Bird flu vaccine may still be some way off
The possible need for large quantities of face masks to prevent airborne infection in the event of a bird flu pandemic remains despite news of a scientific breakthrough in the search for a vaccine against the deadly H5N1 strain of the virus.
Scientists have discovered antibodies produced by human survivors of H5N1 infections in Vietnam which give protection against the virus and have been able to reproduce this protection in laboratory experiments involving mice.

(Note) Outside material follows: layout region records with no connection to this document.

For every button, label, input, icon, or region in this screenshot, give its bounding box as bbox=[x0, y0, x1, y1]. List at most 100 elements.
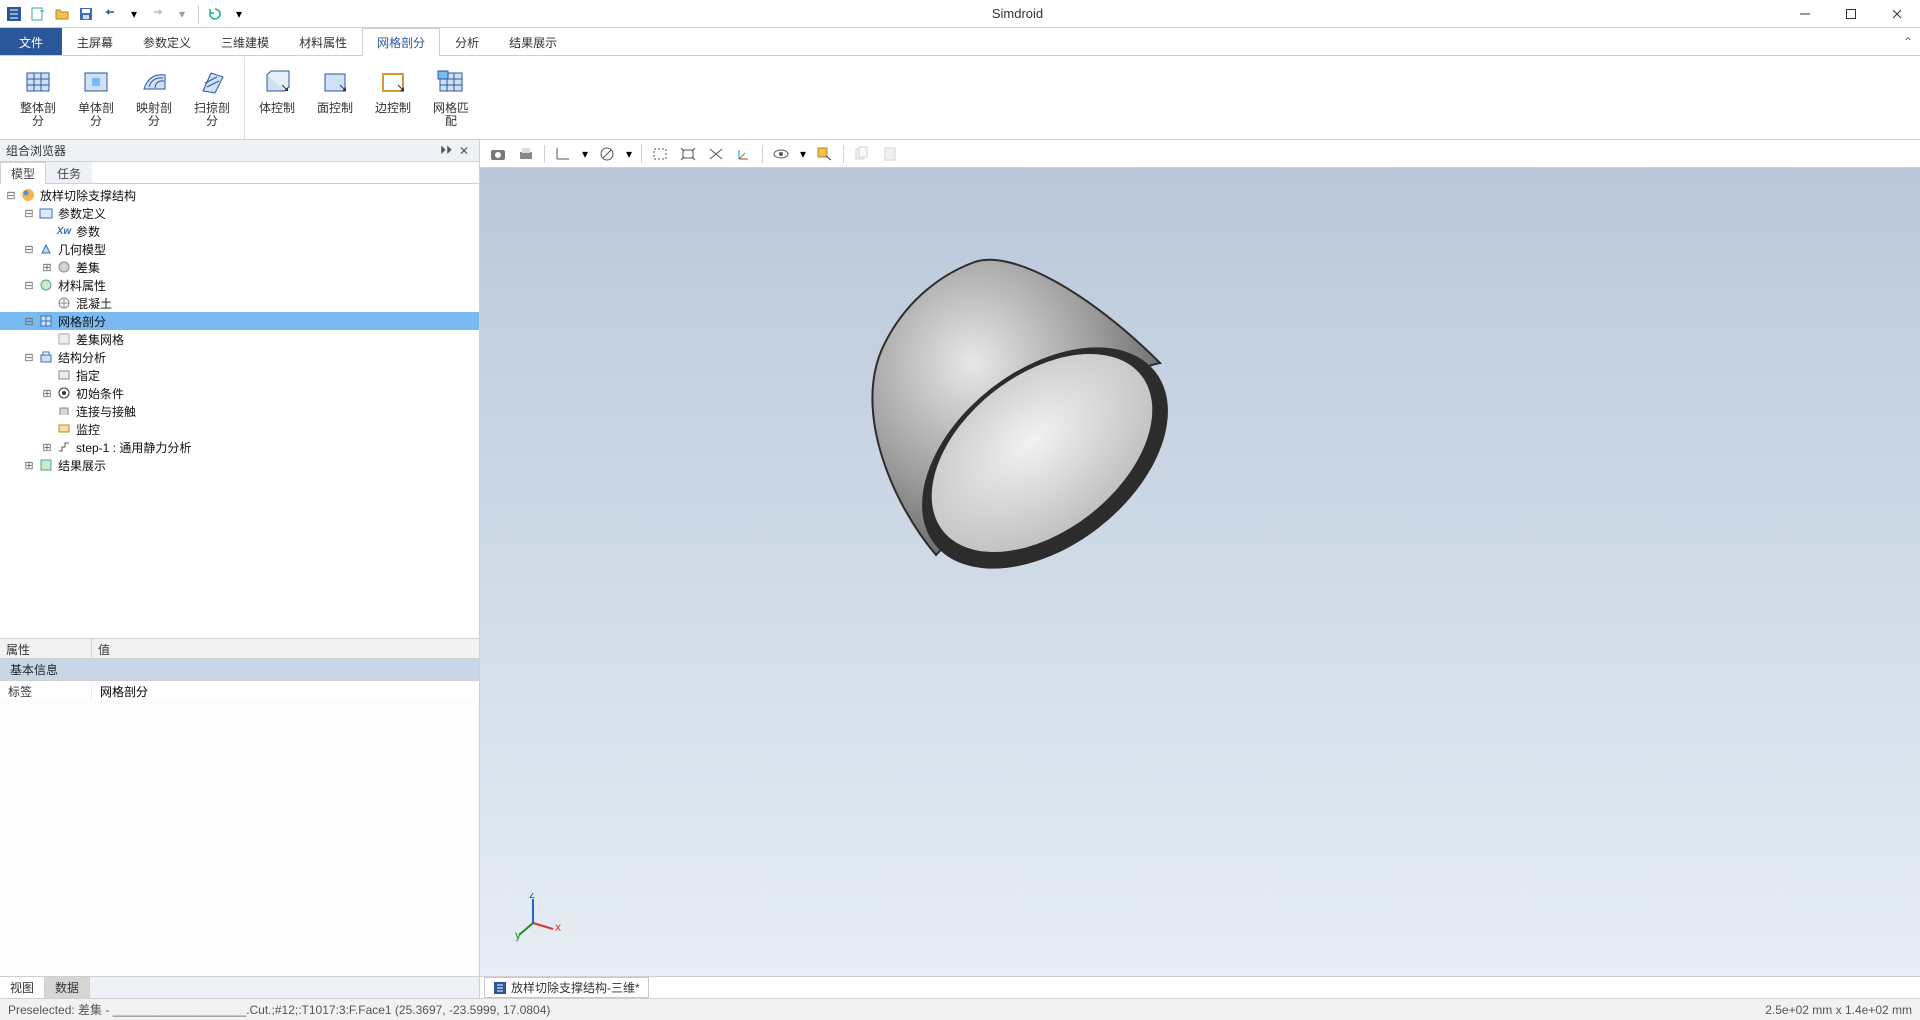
ribbon: 整体剖分 单体剖分 映射剖分 扫掠剖分 体控制 面控制 边控制 网格匹配 bbox=[0, 56, 1920, 140]
doc-icon bbox=[493, 981, 507, 995]
tree-result[interactable]: ⊞结果展示 bbox=[0, 456, 479, 474]
window-controls bbox=[1782, 0, 1920, 28]
save-icon[interactable] bbox=[76, 4, 96, 24]
copy-icon[interactable] bbox=[850, 143, 874, 165]
separator bbox=[198, 5, 199, 23]
ribbon-group-controls: 体控制 面控制 边控制 网格匹配 bbox=[244, 58, 483, 139]
tree-geom[interactable]: ⊟几何模型 bbox=[0, 240, 479, 258]
tree-contact[interactable]: 连接与接触 bbox=[0, 402, 479, 420]
btn-single-mesh[interactable]: 单体剖分 bbox=[72, 62, 120, 132]
maximize-button[interactable] bbox=[1828, 0, 1874, 28]
tab-param[interactable]: 参数定义 bbox=[128, 28, 206, 55]
tree-monitor[interactable]: 监控 bbox=[0, 420, 479, 438]
camera-icon[interactable] bbox=[486, 143, 510, 165]
refresh-menu-icon[interactable]: ▾ bbox=[229, 4, 249, 24]
cut-icon bbox=[56, 259, 72, 275]
contact-icon bbox=[56, 403, 72, 419]
quick-access-toolbar: ▾ ▾ ▾ bbox=[0, 4, 253, 24]
tree-mesh[interactable]: ⊟网格剖分 bbox=[0, 312, 479, 330]
viewport-tab[interactable]: 放样切除支撑结构-三维* bbox=[484, 977, 649, 998]
axis-icon[interactable] bbox=[551, 143, 575, 165]
zoom-sel-icon[interactable] bbox=[704, 143, 728, 165]
close-button[interactable] bbox=[1874, 0, 1920, 28]
property-grid: 属性 值 基本信息 标签 网格剖分 bbox=[0, 638, 479, 976]
status-bar: Preselected: 差集 - ____________________.C… bbox=[0, 998, 1920, 1020]
tree-chaji-mesh[interactable]: 差集网格 bbox=[0, 330, 479, 348]
ribbon-tabs: 文件 主屏幕 参数定义 三维建模 材料属性 网格剖分 分析 结果展示 ⌃ bbox=[0, 28, 1920, 56]
tab-modeling[interactable]: 三维建模 bbox=[206, 28, 284, 55]
svg-text:z: z bbox=[529, 893, 535, 901]
result-icon bbox=[38, 457, 54, 473]
tree-param-def[interactable]: ⊟参数定义 bbox=[0, 204, 479, 222]
visibility-icon[interactable] bbox=[769, 143, 793, 165]
dropdown-icon[interactable]: ▾ bbox=[579, 143, 591, 165]
globe-icon bbox=[56, 295, 72, 311]
tree-root[interactable]: ⊟放样切除支撑结构 bbox=[0, 186, 479, 204]
tab-analysis[interactable]: 分析 bbox=[440, 28, 494, 55]
model-tree[interactable]: ⊟放样切除支撑结构 ⊟参数定义 Xw参数 ⊟几何模型 ⊞差集 ⊟材料属性 混凝土… bbox=[0, 184, 479, 638]
tree-ic[interactable]: ⊞初始条件 bbox=[0, 384, 479, 402]
tree-material[interactable]: ⊟材料属性 bbox=[0, 276, 479, 294]
new-icon[interactable] bbox=[28, 4, 48, 24]
model-icon bbox=[20, 187, 36, 203]
redo-menu-icon[interactable]: ▾ bbox=[172, 4, 192, 24]
btn-mesh-match[interactable]: 网格匹配 bbox=[427, 62, 475, 132]
dropdown-icon[interactable]: ▾ bbox=[797, 143, 809, 165]
tab-home[interactable]: 主屏幕 bbox=[62, 28, 128, 55]
bottom-tab-view[interactable]: 视图 bbox=[0, 977, 45, 998]
panel-pin-icon[interactable]: ⏵⏵ bbox=[437, 142, 455, 160]
prop-group-basic: 基本信息 bbox=[0, 659, 479, 681]
dropdown-icon[interactable]: ▾ bbox=[623, 143, 635, 165]
tab-mesh[interactable]: 网格剖分 bbox=[362, 28, 440, 55]
panel-close-icon[interactable]: ✕ bbox=[455, 142, 473, 160]
btn-body-control[interactable]: 体控制 bbox=[253, 62, 301, 119]
assign-icon bbox=[56, 367, 72, 383]
subtab-model[interactable]: 模型 bbox=[0, 162, 46, 183]
prop-row-label[interactable]: 标签 网格剖分 bbox=[0, 681, 479, 701]
undo-menu-icon[interactable]: ▾ bbox=[124, 4, 144, 24]
viewport-3d[interactable]: x y z bbox=[480, 168, 1920, 976]
tab-material[interactable]: 材料属性 bbox=[284, 28, 362, 55]
tab-results[interactable]: 结果展示 bbox=[494, 28, 572, 55]
print-icon[interactable] bbox=[514, 143, 538, 165]
analysis-icon bbox=[38, 349, 54, 365]
paste-icon[interactable] bbox=[878, 143, 902, 165]
tree-assign[interactable]: 指定 bbox=[0, 366, 479, 384]
tree-chaji[interactable]: ⊞差集 bbox=[0, 258, 479, 276]
svg-text:x: x bbox=[555, 920, 561, 934]
status-left: Preselected: 差集 - ____________________.C… bbox=[8, 1001, 550, 1018]
forbid-icon[interactable] bbox=[595, 143, 619, 165]
tree-concrete[interactable]: 混凝土 bbox=[0, 294, 479, 312]
select-icon[interactable] bbox=[813, 143, 837, 165]
undo-icon[interactable] bbox=[100, 4, 120, 24]
btn-global-mesh[interactable]: 整体剖分 bbox=[14, 62, 62, 132]
monitor-icon bbox=[56, 421, 72, 437]
panel-subtabs: 模型 任务 bbox=[0, 162, 479, 184]
app-icon[interactable] bbox=[4, 4, 24, 24]
tab-file[interactable]: 文件 bbox=[0, 28, 62, 55]
tree-step[interactable]: ⊞step-1 : 通用静力分析 bbox=[0, 438, 479, 456]
left-panel: 组合浏览器 ⏵⏵ ✕ 模型 任务 ⊟放样切除支撑结构 ⊟参数定义 Xw参数 ⊟几… bbox=[0, 140, 480, 998]
btn-face-control[interactable]: 面控制 bbox=[311, 62, 359, 119]
minimize-button[interactable] bbox=[1782, 0, 1828, 28]
model-cone bbox=[860, 253, 1200, 583]
property-header: 属性 值 bbox=[0, 639, 479, 659]
open-icon[interactable] bbox=[52, 4, 72, 24]
main-area: 组合浏览器 ⏵⏵ ✕ 模型 任务 ⊟放样切除支撑结构 ⊟参数定义 Xw参数 ⊟几… bbox=[0, 140, 1920, 998]
refresh-icon[interactable] bbox=[205, 4, 225, 24]
ribbon-collapse-icon[interactable]: ⌃ bbox=[1896, 28, 1920, 55]
subtab-tasks[interactable]: 任务 bbox=[46, 162, 92, 183]
window-title: Simdroid bbox=[253, 6, 1782, 21]
btn-map-mesh[interactable]: 映射剖分 bbox=[130, 62, 178, 132]
submesh-icon bbox=[56, 331, 72, 347]
panel-header: 组合浏览器 ⏵⏵ ✕ bbox=[0, 140, 479, 162]
zoom-box-icon[interactable] bbox=[648, 143, 672, 165]
triad-icon[interactable] bbox=[732, 143, 756, 165]
bottom-tab-data[interactable]: 数据 bbox=[45, 977, 90, 998]
btn-edge-control[interactable]: 边控制 bbox=[369, 62, 417, 119]
redo-icon[interactable] bbox=[148, 4, 168, 24]
fit-icon[interactable] bbox=[676, 143, 700, 165]
tree-struct[interactable]: ⊟结构分析 bbox=[0, 348, 479, 366]
btn-sweep-mesh[interactable]: 扫掠剖分 bbox=[188, 62, 236, 132]
tree-param[interactable]: Xw参数 bbox=[0, 222, 479, 240]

Professor Antonia Lanzaveccia, from the Swiss Institute for Research in Biomedicine, told the BBC this could lead to the harvesting of H5N1-resistant antibodies and the cells that make them.
He said: 'Using this technique, we can isolate the cells that make these antibodies so that this antibody can now be reproduced in vitro and eventually massively produced to treat other individuals.'
However, any vaccine would require successful testing on humans before it could be developed for the purpose of mass immunisation.
In the meantime, the threat of a mutant form of H5N1 causing a pandemic remains, in which instance face masks to prevent respiratory infection may be required.
Last week a farm in north Wales was cordoned off after a bird flu outbreak and workers were treated for symptoms.
However, the outbreak turned out to be the H7 strain, which is not fatal to humans.